Anyone who shows up with a yard hound that can retrieve a dead duck at 200 yards...quickly...is welcome to enter the event (the fastest dog event that is) Saturday.

Bring your fast dog and line 'em up!

Please note: the banquet is available via pre-registration only. Anyone interested in attending the banquet must contact Kim at 205-487-5004 for registration and a meal ticket.

All other events require no registration for attendance. Pre-registration for the banquet is required in order to maintain a proper amount of food for those who are going to attend.

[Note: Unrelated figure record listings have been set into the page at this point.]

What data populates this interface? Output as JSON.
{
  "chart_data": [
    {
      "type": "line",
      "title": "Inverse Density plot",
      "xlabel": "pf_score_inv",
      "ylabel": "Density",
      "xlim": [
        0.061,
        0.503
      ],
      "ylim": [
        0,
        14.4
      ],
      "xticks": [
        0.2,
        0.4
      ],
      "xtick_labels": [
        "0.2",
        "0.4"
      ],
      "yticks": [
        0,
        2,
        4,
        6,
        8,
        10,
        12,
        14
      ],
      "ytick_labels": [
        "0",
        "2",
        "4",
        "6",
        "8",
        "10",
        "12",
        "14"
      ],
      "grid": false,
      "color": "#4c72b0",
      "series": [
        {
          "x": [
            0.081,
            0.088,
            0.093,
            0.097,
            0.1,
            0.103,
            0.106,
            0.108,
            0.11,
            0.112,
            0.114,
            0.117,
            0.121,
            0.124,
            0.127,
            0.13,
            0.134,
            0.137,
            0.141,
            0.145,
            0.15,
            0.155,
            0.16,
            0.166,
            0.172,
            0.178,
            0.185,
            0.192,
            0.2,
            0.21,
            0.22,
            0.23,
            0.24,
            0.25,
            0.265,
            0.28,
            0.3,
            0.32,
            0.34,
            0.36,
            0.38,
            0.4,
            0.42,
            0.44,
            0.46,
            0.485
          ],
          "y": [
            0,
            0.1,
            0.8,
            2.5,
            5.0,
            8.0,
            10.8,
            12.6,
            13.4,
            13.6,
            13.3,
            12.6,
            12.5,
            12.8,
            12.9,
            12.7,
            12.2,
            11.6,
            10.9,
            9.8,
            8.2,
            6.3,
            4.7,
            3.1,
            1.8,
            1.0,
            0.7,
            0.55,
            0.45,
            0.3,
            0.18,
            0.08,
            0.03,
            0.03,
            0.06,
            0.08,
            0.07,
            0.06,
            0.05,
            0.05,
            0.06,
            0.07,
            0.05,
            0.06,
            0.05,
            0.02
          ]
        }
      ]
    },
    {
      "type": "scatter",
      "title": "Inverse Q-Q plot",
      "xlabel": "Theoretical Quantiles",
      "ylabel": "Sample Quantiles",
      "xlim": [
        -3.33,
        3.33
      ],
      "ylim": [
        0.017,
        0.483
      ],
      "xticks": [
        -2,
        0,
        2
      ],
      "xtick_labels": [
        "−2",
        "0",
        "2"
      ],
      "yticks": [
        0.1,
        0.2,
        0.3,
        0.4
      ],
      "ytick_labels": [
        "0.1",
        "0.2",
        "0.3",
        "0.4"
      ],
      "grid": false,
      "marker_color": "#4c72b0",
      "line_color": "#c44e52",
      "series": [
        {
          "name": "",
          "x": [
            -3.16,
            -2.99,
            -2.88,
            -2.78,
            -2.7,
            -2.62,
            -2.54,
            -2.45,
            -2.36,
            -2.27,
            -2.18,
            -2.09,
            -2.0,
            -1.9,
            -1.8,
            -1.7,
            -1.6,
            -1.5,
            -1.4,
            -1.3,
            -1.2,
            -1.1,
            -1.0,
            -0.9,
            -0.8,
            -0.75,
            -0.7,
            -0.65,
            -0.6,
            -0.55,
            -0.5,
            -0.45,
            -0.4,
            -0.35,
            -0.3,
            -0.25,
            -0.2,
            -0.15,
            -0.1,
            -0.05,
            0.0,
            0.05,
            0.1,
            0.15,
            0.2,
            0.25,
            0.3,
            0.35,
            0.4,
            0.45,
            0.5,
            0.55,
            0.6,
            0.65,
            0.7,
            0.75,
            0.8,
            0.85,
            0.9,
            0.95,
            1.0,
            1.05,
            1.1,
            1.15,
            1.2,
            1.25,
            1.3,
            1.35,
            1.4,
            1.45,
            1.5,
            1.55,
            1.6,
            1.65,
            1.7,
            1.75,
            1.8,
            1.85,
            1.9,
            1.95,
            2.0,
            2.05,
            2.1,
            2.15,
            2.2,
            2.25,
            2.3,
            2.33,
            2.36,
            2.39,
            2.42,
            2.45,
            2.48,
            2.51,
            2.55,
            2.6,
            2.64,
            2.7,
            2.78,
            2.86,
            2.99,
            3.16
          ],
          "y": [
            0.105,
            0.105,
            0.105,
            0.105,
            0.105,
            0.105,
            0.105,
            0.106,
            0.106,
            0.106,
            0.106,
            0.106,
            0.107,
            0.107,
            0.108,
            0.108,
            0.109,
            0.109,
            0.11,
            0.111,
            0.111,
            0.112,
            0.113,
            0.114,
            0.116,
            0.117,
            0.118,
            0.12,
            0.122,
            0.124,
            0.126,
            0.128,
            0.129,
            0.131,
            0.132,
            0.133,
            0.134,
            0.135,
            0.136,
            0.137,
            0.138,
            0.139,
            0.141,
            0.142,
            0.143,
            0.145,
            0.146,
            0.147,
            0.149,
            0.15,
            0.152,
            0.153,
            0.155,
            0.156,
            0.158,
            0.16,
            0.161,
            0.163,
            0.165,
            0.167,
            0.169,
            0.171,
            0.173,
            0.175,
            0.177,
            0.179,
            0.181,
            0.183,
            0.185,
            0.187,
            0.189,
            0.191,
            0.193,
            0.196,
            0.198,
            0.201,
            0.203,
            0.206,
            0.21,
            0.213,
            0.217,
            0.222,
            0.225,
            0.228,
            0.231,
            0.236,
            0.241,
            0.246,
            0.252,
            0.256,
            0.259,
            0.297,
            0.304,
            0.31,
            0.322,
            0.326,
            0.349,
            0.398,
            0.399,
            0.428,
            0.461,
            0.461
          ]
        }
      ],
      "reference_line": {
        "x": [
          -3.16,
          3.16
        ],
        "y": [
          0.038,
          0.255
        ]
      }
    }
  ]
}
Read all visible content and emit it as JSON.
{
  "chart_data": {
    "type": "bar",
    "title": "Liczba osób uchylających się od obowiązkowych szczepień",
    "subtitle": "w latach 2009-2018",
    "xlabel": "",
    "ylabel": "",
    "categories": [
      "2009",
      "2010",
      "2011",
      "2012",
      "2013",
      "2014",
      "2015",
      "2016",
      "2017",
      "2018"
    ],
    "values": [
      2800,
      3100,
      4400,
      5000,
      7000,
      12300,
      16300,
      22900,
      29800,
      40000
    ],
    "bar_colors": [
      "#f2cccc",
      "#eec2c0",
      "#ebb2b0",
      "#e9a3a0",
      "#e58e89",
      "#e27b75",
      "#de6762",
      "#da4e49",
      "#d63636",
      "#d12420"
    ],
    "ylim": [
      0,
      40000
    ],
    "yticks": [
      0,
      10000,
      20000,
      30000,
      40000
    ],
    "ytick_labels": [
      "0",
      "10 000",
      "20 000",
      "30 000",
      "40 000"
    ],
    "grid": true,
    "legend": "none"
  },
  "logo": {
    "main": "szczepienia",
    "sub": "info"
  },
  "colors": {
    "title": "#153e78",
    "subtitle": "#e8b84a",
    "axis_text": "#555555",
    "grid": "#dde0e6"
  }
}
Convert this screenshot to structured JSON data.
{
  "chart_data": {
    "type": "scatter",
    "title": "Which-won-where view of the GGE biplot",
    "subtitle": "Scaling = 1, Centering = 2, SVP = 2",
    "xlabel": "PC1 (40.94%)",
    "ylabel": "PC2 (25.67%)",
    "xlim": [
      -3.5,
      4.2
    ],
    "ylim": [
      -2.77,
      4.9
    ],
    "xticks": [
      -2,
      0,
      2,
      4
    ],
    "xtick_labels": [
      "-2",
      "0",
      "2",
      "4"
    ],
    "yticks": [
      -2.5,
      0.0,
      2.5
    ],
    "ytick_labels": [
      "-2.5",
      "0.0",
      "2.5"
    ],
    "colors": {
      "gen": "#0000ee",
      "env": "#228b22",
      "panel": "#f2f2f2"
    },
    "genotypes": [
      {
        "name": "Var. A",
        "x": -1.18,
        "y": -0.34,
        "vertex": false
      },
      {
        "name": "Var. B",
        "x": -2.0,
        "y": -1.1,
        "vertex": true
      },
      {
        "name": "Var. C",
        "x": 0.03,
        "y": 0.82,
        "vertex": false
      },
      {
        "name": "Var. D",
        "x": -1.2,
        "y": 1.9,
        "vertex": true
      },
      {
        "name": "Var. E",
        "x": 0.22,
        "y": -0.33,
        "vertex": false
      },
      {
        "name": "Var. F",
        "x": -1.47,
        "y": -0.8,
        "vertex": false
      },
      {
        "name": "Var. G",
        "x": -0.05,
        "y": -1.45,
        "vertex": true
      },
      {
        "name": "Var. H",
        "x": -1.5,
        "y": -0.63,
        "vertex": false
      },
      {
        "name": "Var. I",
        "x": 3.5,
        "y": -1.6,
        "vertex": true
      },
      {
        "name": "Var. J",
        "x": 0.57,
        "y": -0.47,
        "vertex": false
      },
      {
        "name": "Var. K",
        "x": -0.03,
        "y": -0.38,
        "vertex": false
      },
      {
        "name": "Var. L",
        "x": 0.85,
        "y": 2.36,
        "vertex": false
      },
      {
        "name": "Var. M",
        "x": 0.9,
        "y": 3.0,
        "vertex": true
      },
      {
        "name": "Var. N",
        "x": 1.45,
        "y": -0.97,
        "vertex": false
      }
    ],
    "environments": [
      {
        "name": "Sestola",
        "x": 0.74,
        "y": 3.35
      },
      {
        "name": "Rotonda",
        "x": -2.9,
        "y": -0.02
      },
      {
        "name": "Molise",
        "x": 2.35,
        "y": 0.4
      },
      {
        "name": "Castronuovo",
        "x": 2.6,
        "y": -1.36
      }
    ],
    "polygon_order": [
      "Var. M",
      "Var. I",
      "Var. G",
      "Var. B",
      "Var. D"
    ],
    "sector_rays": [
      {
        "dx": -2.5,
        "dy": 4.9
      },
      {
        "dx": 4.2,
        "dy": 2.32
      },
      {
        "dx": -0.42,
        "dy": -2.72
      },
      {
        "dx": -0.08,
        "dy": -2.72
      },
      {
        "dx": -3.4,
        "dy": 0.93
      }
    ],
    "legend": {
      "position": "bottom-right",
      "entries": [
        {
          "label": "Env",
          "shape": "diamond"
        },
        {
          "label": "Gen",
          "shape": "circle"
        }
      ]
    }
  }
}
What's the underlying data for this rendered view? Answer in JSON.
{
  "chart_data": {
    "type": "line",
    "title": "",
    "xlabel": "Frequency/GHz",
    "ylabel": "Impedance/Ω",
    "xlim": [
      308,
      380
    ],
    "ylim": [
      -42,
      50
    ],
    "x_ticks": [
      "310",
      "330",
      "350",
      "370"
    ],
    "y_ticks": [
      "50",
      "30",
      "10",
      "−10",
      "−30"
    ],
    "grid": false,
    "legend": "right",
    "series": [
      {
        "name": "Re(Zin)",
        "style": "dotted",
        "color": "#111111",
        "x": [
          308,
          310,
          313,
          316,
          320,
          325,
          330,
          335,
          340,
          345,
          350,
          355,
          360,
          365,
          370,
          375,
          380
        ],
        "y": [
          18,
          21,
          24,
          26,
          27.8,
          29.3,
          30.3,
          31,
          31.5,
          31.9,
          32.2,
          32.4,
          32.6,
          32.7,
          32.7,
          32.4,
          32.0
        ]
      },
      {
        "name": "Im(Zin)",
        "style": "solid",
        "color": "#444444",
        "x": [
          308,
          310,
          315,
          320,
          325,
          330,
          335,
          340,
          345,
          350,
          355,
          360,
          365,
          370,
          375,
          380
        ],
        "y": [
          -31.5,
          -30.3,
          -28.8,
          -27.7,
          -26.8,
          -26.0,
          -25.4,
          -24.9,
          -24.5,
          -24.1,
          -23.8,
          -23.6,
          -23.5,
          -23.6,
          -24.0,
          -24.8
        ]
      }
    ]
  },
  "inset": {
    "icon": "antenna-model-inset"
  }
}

Looking forward to winning the fastest dog contest with "Boom"...KF


----------



## DEDEYE (Oct 27, 2005)

I sure wish I could come...... Woe is me..


----------



## Mike Perry (Jun 26, 2003)

I'll put a side bet on Diamond with you on the fast dog event. 

She is out of Carbon and makes him look like he has concrete shoes.


----------



## rsfavor (Jul 9, 2007)

Do you have any plans to give us daily updates of the competition as far as the setups and how the field is doing?


----------



## Keith Farmer (Feb 8, 2003)

Yes we do. Mike will have his laptop there and someone will be updating the forum as we progress. 

We certainly appreciate the interest in our event. We have made every effort to bring the best we could this year. The updates will be a part of that continued effort.

Thanks,

KF


----------



## jimandkristine (Nov 2, 2005)

Is the event going to be aired on OLN? I just gotta see those pups run in the puppy class.


----------



## Keith Farmer (Feb 8, 2003)

Our Invitational is being covered by Wayne Pearson of Ultimate Outdoors (http://www.outdoorchannel.com/Shows/...eOutdoors.aspx). Wayne has 4 professional camera guys filming Saturday's Goose hunt, Saturday evening's banquet, and Sunday's two final series. The footage is set to air at least three times.


----------



## Shannon M Calvert (Jul 25, 2007)

Less than 36 hours til showtime. I can't wait as this is going to be a great event.


----------



## Charles Dwyer (Feb 10, 2006)

Its on like a pot of neck bones!

Handlers meeting and dinner were great. Met some really nice people and look forward to the next couple of days!


----------



## GammonLabs (Jun 5, 2004)

Charles,
Good luck this week. I'll be pulling for you and Trey!!


----------